The spot where our fingers rested together began to burn. The pain in my chest ached anew.

‘I suppose that’s why you had to resort to abduction.’

‘If you’re going to be like that, might I remind you, you can leave at any time.’

I laughed despite myself. He was ridiculous; this whole situation was ridiculous. Comforting me on the anniversary of a murder he committed, joking about my abduction. But, God, it was so difficult to hate him.

‘Let’s not get ahead of ourselves,’ I rose from the bed, my finger strangely cold from where he no longer lingered.

‘It’s not the end of the year yet.’ I paused as the words settled, then spun slowly, turning back to him.

‘Raleigh,’ I asked. ‘What is the significance of the end of the year?’ I’d asked it before, and his answer remained as clear in my head as it had the first time he’d said it.

‘The new century,’ he said lightly. ‘And the end of fifteen years since I returned to the valley. I’ve told you this, haven’t I?’

He had, but I’d never dwelled on it. Now I found it very hard to think of anything else.

It had already been fifteen years since we found my mother’s body.

Fifteen years since he ordered the construction of the dam.

Was he granting me extra time? Or were the scant months we had left so insignificant to an immortal lifespan, he hadn’t considered them?

‘Of course,’ I said. ‘I must have forgotten.’

And as hard as it was to hate him, I didn’t dare correct him.

Enrique insisted I accompany him to Triz the following day.

I returned every so often, whenever Father Leon wrote to tell me he’d uncovered new information through his research into the Linford family.

If the markets were on, Enrique would join me, often with a bundle of letters he claimed were too sensitive to send from the castle.

I couldn’t tell whether Raleigh had asked him to keep watch over me or if he really did just want to select his apples himself, but I enjoyed his company on the long ride.

This time, though, I tried to protest when he woke me at dawn.

It was a distraction I didn’t need and time away I didn’t have, not when I’d already missed a day of research.

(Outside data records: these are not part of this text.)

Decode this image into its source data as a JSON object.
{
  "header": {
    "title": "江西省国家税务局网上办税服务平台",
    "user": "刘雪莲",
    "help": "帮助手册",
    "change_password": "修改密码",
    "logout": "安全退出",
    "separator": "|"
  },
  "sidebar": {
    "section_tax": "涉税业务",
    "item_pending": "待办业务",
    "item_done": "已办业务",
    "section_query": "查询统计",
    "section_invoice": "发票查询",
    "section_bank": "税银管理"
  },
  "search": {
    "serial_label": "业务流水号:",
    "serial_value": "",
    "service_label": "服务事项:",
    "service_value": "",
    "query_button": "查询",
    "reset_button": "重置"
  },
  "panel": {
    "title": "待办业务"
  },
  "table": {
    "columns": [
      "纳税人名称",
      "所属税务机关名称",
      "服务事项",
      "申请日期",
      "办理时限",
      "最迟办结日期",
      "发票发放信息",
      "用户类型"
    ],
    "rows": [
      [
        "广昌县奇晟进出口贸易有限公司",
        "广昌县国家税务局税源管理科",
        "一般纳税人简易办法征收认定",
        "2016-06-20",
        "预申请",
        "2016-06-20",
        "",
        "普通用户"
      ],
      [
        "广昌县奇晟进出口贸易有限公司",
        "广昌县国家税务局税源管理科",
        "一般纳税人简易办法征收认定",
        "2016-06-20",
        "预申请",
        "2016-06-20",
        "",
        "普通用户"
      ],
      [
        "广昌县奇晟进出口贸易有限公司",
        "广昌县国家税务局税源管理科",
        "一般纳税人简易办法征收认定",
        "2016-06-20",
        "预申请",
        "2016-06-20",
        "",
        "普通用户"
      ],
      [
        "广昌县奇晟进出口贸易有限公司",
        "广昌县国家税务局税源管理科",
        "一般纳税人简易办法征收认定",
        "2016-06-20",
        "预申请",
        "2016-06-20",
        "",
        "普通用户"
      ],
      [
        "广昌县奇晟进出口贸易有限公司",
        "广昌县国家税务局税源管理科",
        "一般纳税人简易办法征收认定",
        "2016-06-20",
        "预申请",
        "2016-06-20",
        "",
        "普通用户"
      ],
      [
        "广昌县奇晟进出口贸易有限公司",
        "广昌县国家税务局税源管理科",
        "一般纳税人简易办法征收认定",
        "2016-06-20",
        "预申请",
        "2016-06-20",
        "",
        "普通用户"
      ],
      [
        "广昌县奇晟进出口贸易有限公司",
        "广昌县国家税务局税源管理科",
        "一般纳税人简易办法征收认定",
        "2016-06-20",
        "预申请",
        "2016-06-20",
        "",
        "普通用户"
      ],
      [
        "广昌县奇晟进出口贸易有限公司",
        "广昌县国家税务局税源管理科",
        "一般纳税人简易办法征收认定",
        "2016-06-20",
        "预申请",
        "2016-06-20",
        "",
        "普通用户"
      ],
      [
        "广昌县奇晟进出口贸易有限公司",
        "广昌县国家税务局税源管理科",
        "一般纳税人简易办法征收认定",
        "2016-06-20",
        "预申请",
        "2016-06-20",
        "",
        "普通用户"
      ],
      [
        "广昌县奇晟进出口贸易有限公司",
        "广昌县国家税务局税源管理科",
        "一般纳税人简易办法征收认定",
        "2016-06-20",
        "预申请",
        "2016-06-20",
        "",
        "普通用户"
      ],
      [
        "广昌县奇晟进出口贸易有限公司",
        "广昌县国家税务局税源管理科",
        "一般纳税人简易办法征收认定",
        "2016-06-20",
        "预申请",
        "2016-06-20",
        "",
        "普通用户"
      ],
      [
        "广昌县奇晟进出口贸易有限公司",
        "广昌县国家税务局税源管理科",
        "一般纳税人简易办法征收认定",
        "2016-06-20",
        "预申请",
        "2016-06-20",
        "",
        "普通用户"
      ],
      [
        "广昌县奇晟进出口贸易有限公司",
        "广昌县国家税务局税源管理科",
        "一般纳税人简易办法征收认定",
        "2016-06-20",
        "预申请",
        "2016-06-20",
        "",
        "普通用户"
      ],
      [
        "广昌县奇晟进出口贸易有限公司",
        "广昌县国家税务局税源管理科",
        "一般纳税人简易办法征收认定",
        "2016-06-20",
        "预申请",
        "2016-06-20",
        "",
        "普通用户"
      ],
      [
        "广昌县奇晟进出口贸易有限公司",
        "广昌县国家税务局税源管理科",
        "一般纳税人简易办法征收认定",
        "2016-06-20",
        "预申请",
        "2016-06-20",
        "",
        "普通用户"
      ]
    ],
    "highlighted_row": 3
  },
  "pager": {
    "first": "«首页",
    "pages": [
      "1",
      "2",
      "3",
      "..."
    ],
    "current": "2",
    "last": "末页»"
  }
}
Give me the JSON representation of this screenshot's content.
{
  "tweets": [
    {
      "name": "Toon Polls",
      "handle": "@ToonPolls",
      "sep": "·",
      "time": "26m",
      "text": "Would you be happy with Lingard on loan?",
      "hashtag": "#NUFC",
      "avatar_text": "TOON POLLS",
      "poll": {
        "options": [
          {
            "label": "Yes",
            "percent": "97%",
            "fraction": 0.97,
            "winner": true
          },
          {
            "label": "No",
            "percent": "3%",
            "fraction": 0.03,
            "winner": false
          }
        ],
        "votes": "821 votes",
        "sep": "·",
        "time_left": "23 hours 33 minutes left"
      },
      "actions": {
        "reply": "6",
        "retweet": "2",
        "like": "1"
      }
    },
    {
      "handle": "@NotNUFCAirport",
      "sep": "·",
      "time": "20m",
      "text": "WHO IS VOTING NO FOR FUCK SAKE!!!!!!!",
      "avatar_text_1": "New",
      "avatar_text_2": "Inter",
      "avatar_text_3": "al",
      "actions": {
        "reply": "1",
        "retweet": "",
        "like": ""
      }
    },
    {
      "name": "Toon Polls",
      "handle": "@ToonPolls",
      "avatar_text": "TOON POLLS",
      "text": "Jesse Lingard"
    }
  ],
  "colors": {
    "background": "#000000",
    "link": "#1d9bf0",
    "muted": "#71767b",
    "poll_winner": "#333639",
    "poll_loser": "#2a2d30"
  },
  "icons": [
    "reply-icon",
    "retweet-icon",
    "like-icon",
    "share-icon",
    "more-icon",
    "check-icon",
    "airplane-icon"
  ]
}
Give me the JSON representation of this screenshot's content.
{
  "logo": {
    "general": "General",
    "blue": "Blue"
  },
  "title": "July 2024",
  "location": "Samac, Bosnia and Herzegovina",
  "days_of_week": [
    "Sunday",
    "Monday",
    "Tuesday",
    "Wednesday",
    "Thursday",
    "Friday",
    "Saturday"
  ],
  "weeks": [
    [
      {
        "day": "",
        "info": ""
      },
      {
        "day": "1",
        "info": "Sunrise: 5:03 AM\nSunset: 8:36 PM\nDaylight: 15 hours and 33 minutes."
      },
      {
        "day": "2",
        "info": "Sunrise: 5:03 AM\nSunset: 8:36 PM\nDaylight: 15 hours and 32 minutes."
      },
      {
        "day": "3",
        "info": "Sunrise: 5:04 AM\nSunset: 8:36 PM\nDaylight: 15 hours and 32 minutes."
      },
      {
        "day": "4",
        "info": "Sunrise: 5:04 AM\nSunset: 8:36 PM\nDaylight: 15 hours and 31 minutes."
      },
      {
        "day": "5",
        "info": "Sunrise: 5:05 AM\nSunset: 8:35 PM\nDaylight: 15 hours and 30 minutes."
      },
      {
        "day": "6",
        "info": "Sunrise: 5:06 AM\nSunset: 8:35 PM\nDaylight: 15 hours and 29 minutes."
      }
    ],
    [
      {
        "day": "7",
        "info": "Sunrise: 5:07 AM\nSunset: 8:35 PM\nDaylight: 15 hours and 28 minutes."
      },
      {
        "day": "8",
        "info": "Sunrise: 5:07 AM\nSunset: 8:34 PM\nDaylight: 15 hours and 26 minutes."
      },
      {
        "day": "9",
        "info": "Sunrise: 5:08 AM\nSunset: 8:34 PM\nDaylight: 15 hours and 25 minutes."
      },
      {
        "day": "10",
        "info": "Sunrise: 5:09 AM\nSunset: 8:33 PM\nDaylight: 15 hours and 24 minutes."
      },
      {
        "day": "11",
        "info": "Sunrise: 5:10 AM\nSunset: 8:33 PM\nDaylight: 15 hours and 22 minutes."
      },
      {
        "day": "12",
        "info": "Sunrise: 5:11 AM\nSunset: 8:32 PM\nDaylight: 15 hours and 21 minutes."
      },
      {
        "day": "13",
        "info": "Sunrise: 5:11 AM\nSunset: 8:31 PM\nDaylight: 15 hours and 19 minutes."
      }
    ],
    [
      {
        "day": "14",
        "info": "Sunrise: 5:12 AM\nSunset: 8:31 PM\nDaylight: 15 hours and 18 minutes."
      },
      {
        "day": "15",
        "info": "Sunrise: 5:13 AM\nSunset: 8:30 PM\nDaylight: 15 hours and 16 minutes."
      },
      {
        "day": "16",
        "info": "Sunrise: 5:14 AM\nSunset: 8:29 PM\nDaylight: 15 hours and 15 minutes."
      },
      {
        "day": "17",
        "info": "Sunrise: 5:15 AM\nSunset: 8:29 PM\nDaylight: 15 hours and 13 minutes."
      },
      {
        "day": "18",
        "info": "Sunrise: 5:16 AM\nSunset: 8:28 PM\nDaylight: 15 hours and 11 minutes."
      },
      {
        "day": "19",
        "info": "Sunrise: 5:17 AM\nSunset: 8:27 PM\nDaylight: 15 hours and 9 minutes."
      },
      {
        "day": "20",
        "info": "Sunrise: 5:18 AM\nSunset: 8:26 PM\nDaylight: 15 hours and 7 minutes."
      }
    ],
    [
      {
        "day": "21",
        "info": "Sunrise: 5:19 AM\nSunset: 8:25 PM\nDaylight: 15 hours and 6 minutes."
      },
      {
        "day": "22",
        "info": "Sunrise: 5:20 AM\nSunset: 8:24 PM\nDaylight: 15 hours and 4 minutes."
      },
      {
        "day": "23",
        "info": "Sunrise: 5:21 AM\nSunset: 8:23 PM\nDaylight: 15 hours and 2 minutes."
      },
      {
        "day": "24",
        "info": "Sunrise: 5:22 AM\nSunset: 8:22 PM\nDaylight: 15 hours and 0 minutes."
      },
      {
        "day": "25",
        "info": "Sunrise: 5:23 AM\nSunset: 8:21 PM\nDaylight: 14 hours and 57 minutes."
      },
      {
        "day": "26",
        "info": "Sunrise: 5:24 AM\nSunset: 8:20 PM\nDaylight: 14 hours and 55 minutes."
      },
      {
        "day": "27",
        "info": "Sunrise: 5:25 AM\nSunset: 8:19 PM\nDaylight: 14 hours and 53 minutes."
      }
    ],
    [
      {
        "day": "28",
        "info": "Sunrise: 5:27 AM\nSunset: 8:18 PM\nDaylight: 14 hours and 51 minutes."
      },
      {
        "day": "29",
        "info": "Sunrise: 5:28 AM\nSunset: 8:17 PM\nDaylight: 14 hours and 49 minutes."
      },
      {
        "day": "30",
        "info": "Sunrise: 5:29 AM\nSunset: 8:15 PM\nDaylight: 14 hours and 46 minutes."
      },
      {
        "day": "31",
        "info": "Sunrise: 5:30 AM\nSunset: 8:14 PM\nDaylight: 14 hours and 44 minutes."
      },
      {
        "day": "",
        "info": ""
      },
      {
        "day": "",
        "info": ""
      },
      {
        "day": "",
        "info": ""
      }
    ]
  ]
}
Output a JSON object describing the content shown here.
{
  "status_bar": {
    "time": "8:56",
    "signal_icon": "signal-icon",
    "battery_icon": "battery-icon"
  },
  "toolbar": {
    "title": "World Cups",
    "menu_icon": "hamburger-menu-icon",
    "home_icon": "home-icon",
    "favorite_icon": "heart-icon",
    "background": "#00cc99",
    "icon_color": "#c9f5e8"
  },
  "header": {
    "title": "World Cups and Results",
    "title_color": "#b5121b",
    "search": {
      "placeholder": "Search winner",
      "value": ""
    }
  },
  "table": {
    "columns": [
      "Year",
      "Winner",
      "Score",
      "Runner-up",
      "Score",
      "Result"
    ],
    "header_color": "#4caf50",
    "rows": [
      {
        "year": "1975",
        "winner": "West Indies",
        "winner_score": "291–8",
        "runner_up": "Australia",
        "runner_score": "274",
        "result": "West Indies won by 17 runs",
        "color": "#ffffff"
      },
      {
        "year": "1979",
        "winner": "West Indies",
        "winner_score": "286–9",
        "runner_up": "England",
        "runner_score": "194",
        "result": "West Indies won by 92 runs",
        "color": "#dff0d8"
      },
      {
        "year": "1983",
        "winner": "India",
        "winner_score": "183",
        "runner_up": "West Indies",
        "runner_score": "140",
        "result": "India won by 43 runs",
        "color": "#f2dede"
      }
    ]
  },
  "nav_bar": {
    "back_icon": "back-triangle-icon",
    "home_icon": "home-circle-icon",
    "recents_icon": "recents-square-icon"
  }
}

The first nibbles of winter had begun to pierce the valley.

All around the castle the trees were beginning to turn, their scarlet leaves dripping onto the hills.

Rostenburg was named for the way the hills seemed to rust in the autumn.

Even its crest featured the beech leaves that gave the valley its colour.

It was the only spectacle we could truly boast about.

It had once been my favourite time of year, but I could no longer muster any pleasure in watching leaves rot. Winter was approaching, and I was no closer to finding a cure.

‘Read in the cathedral, then,’ Enrique said. ‘You need a change of scenery.’

He was right. By the time we reached the first of Triz’s many stairways, the gnawing desperation I’d been feeling had faded to an ache.

I left Enrique at the market and sought out Father Leon at the cathedral.

He greeted me like a puppy and asked me to wait while he hunted down the latest artefact he’d found while searching the reliquary.

It was a golden frame that folded like a book, with two miniature portraits inside.

The first was of a young boy, who could have been any young boy for all the skill the artist had in recreating facial features, while the other was something vaguely baby shaped, with the scowling face of an adult man.

‘This is hideous,’ I told him.

The priest looked delighted. ‘Isn’t it just? That one’—he gestured to the infant—‘is your betrothed.’